How to fetch a number from a file and assign it to a variable-CodePudding

I have a file which contains html response code as shown below:

<d:ChangeType>SSCR</d:ChangeType>
<d:Status>Success</d:Status>
<d:ShortDescription>API </d:ShortDescription>
<d:CycleTypeId>8000006005</d:CycleTypeId>
<d:RfcNumber>1200000910</d:RfcNumber>
<d:ExtrefNumber>API External</d:ExtrefNumber>

Requirement is to fetch number between <d:RfcNumber> and </d:RfcNumber> i.e.1200000910 in this example and feed it to a variable.

I'm trying to use sed like:

sed 's/1200000910.*//' test2.html

but it is not providing me the expected result.

Any help on this will be appreciated.

CodePudding user response：

1st solution: Since you are using sed assuming you are using shell here. You could use awk command here. Simply using awk and setting field delimiter(s) as <d:RfcNumber> and <\\/d:RfcNumber> for all lines. In main program checking if number of fields are greater than 2 then printing the 2nd field.

var=$(awk -F'<d:RfcNumber>|<\\/d:RfcNumber>' 'NF>2{print $2;exit}' Input_file)

2nd solution: Using GNU awk's match function here to get values between tags.

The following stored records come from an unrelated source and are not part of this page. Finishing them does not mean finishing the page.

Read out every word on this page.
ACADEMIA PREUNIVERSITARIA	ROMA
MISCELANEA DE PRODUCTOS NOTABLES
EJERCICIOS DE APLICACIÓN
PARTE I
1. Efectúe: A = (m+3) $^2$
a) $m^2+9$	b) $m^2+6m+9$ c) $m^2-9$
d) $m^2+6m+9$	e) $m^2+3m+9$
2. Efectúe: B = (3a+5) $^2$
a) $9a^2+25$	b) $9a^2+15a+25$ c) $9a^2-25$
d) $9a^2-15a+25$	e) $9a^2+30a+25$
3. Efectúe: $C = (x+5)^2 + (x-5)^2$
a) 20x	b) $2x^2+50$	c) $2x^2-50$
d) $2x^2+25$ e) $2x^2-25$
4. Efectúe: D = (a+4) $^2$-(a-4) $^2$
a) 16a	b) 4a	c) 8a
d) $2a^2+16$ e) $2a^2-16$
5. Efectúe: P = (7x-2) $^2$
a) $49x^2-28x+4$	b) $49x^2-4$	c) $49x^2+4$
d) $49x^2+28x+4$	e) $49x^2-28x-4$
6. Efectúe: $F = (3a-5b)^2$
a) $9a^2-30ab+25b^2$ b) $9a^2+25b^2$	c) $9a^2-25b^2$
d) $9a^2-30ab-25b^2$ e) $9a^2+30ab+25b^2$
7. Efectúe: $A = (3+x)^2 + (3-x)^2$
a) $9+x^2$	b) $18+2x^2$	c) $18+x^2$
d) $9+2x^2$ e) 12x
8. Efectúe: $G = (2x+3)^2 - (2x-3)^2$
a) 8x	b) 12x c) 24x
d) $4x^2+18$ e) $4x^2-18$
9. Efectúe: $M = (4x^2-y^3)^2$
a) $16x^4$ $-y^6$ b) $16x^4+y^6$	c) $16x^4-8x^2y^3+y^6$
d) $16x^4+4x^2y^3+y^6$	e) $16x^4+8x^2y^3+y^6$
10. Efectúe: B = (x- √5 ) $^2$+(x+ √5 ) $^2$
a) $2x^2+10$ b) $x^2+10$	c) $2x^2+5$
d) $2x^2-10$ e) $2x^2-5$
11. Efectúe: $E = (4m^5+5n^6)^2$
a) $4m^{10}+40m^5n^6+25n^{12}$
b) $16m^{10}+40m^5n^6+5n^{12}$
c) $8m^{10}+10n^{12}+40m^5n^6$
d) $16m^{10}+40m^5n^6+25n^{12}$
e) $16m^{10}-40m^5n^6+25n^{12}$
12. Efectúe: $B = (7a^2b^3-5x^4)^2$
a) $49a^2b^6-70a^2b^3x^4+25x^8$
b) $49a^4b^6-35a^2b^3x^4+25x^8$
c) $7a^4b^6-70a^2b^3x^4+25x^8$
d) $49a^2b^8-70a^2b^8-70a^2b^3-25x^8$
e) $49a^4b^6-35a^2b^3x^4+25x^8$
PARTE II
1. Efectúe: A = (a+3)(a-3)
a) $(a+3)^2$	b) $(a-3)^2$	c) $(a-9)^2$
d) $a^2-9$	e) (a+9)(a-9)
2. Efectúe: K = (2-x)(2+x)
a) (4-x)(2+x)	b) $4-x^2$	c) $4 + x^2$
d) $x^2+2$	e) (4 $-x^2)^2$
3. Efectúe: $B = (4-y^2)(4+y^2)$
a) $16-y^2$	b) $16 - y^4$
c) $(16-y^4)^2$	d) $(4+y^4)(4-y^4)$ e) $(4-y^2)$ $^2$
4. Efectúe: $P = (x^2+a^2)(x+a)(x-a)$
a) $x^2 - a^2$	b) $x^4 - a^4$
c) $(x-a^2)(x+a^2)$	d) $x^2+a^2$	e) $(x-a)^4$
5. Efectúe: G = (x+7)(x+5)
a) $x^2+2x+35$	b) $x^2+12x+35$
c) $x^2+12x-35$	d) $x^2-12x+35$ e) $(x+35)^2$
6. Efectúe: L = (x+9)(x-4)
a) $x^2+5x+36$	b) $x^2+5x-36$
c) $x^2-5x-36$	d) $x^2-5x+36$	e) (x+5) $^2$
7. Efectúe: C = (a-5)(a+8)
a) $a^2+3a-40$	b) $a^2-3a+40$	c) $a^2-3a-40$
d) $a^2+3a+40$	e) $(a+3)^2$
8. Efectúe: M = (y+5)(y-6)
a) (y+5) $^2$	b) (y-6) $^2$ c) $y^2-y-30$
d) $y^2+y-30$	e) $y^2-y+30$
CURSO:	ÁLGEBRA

var=$(awk 'match($0,/^<d:RfcNumber>([^<]*)<\/d:RfcNumber>/,arr){print arr[1];exit}' Input_file)

3rd solution: OR with sed please try following code, with using -E option of GNU sed to use ERE(extended regular expression) in code.

var=$(sed -E -n 's/^<d:RfcNumber>([^<]*)<\/d:RfcNumber>/\1/p' Input_file)

CodePudding user response：

...the split way:

#Read your file content
$response = (gc C:\tmp\testdata.txt)
$rfc = ($response -split "<d:RfcNumber>|</d:RfcNumber>")[5]

or regex (but this could probably be optimized):

#Read your file content
$response = (gc C:\tmp\testdata.txt)
($response | select-string "<d:RfcNumber>\d{10}").matches.groups.value -replace "<d:RfcNumber>"

or you use it as xml:

[xml]$xml = '<root>'   (($response -replace "d:") -join $null)   '</root>'
$xml.root.RfcNumber